Es ist der tiefe Wunsch nach Abwechslung und eine Angst vor dem langweiligen Alltag. Und vielleicht sind die Ursachen auch nur, dass wir eben zu Hause unter Stress stehen oder dass wir zu viele Sorgen und Pflichten haben. Vielleicht steht dahinter aber auch die Angst, uns endlich mit uns selbst auseinandersetzen zu müssen.
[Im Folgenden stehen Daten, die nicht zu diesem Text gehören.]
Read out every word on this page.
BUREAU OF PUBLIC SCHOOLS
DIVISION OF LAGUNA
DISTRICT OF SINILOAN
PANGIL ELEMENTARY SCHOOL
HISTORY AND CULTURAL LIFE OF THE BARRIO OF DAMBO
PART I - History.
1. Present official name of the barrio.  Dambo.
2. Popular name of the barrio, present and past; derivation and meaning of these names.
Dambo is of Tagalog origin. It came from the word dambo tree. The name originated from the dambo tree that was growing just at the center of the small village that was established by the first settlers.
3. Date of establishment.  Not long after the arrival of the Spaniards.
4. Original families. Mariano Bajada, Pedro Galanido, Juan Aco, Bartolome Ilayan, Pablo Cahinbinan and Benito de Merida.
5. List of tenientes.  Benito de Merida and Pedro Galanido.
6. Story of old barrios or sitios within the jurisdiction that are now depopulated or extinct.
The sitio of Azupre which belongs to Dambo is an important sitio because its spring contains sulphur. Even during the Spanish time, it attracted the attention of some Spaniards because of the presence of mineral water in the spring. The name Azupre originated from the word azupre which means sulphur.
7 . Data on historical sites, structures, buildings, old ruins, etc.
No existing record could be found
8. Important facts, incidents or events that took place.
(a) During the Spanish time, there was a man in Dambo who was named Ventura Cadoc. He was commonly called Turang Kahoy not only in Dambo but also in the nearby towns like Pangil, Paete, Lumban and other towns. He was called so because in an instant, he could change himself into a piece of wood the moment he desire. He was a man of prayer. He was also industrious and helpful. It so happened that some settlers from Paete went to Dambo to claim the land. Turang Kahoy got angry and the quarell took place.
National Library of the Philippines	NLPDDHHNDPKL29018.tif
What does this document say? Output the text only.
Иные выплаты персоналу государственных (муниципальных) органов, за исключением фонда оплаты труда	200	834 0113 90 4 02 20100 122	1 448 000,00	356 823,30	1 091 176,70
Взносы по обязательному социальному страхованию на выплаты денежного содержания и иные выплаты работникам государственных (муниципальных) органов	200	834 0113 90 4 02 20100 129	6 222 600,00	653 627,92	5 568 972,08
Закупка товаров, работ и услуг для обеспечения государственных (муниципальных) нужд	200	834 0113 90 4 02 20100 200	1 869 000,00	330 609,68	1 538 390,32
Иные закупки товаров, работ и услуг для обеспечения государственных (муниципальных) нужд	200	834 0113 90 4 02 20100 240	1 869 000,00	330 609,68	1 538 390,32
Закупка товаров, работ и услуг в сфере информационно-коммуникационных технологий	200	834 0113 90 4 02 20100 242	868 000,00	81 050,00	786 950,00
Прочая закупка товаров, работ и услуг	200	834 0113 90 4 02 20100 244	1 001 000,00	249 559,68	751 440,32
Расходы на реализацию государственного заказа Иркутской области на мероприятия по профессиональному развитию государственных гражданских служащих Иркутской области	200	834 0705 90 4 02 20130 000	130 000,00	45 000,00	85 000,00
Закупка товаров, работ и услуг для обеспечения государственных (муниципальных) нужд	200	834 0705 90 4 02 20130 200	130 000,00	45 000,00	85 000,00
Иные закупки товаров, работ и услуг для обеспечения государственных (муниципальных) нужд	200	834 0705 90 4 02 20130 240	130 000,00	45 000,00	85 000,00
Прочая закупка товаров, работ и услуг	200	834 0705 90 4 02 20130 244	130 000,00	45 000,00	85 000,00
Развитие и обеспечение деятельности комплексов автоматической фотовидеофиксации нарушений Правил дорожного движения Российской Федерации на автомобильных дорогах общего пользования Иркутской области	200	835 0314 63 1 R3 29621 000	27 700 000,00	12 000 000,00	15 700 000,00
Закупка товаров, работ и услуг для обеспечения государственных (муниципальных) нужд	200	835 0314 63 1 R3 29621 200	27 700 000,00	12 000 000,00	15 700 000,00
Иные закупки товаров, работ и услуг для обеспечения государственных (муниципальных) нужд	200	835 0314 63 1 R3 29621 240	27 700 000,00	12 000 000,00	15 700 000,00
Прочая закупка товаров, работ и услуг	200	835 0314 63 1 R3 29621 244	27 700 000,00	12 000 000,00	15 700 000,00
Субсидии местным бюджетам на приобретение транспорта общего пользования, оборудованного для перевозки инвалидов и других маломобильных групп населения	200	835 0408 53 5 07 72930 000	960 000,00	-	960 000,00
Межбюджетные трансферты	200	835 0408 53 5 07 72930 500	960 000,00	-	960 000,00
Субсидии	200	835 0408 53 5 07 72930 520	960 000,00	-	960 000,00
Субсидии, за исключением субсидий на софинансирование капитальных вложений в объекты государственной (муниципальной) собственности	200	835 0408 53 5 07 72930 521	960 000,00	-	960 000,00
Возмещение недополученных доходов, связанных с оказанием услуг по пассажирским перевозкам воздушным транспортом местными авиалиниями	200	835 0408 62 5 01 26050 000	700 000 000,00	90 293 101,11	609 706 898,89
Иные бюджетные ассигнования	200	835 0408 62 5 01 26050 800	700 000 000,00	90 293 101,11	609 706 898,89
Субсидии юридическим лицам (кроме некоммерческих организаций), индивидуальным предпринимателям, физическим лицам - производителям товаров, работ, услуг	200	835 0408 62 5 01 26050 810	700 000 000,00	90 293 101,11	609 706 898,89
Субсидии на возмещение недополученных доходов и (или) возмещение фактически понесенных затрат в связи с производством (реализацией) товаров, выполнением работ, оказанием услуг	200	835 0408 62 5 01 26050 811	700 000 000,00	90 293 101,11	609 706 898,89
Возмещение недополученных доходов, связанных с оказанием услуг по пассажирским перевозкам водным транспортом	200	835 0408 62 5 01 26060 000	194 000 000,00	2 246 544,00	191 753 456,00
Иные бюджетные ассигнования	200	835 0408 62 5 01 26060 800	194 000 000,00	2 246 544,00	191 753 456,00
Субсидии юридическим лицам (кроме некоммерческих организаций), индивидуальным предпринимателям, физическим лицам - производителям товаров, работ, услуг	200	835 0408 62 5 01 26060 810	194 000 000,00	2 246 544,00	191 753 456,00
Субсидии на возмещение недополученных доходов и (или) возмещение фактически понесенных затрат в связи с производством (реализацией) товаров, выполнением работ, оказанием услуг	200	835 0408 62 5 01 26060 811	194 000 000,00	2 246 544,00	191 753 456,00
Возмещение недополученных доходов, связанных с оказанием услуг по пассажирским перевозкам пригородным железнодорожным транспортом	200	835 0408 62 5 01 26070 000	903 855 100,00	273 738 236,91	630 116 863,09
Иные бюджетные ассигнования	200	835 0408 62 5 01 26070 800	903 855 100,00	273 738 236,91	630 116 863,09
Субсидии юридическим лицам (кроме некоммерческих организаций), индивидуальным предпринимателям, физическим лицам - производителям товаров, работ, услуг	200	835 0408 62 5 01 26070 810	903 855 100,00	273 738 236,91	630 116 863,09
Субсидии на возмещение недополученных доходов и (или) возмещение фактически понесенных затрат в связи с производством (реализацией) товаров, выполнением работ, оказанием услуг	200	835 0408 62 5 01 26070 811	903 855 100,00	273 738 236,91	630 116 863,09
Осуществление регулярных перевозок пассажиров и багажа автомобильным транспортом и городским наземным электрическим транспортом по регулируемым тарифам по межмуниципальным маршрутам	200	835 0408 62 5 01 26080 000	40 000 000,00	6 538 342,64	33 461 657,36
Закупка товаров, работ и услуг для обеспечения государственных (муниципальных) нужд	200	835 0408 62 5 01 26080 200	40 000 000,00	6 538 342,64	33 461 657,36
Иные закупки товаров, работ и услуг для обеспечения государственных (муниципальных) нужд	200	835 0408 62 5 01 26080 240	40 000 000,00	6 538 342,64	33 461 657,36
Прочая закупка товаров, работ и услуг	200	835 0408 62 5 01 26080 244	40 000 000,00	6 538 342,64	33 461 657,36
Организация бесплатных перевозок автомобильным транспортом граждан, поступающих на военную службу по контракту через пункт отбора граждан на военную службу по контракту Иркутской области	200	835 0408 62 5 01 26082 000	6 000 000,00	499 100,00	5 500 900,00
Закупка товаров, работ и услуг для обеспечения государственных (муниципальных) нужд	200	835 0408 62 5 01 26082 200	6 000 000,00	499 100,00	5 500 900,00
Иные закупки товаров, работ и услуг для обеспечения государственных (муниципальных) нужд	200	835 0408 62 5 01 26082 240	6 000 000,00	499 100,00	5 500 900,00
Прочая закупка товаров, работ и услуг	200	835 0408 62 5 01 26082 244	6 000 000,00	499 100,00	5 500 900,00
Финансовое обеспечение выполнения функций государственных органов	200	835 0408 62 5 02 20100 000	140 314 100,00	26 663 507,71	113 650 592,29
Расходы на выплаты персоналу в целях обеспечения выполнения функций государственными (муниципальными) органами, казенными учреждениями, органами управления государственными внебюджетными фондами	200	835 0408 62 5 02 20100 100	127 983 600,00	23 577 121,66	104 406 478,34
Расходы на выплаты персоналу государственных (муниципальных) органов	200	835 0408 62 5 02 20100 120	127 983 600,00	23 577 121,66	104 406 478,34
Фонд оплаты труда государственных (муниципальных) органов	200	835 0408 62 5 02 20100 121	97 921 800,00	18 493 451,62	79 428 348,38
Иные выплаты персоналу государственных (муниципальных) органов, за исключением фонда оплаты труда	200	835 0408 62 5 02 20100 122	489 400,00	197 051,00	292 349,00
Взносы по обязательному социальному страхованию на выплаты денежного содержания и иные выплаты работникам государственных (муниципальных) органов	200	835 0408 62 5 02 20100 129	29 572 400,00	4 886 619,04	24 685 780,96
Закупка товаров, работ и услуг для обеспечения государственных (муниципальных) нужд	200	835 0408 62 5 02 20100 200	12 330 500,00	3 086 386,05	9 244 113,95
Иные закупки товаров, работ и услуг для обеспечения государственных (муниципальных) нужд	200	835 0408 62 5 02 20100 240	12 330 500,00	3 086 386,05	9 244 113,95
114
Reiseflucht = Selbstflucht?
Vielleicht geht es uns gar nicht darum, das Meer zu sehen oder die Berge. Vielleicht geht es uns in Wirklichkeit nur darum, einfach unsere 7 Sachen zu packen und zu flüchten. Weit weg, wo wir anders sind und unser Leben, wo unsere Probleme und Sorgen uns nicht mehr einholen können. Wo wir uns nicht mit Selbstreflexion und schmerzhaften Gedanken befassen müssen, die uns schlimmstenfalls in Selbstzweifel stürzen. Diese Flucht ist in Wirklichkeit eine Flucht vor uns selbst.
Wir glauben, wir müssten die Welt bereisen, um uns selbst zu finden und verstehen erst am Ende unserer Reisen, dass das was wir wirklich gesucht haben, sich in unserem Inneren befindet: Unser Kern; unsere Überzeugungen; unsere tiefsten Wünsche, die mehr sind, als bloß ein schöner Blick aus dem Hotel; unsere eigene Freiheit, die wir regelmäßig anzweifeln. Wir müssen erkennen, dass wir vieles nur im Gespräch mit uns selbst finden können.
Wir müssen loskommen, von dem Drang, uns und anderen etwas beweisen zu wollen. Ein bisschen davon ist sicher nicht schlecht, aber wir sollten unser Maß finden. Wir müssen unseren stillen Neid ablegen und verstehen, dass wir nicht alles zeigen müssen, um gleichwertig mit anderen zu sein.
Wir sind wertvoll, jede auf unsere Art und Weise, egal ob wir nach Bali reisen oder nur an die Ostsee. Ob wir viel erzählen, oder unsere Erlebnisse lieber für uns behalten. Wir müssen aufhören, uns ständig zu vergleichen und zu profilieren, ganz egal, worin. Und vor allem müssen wir erkennen, dass die Welt zu bereisen, nur eine Erfahrung und keine Antwort auf unsere zahlreichen Fragen ist.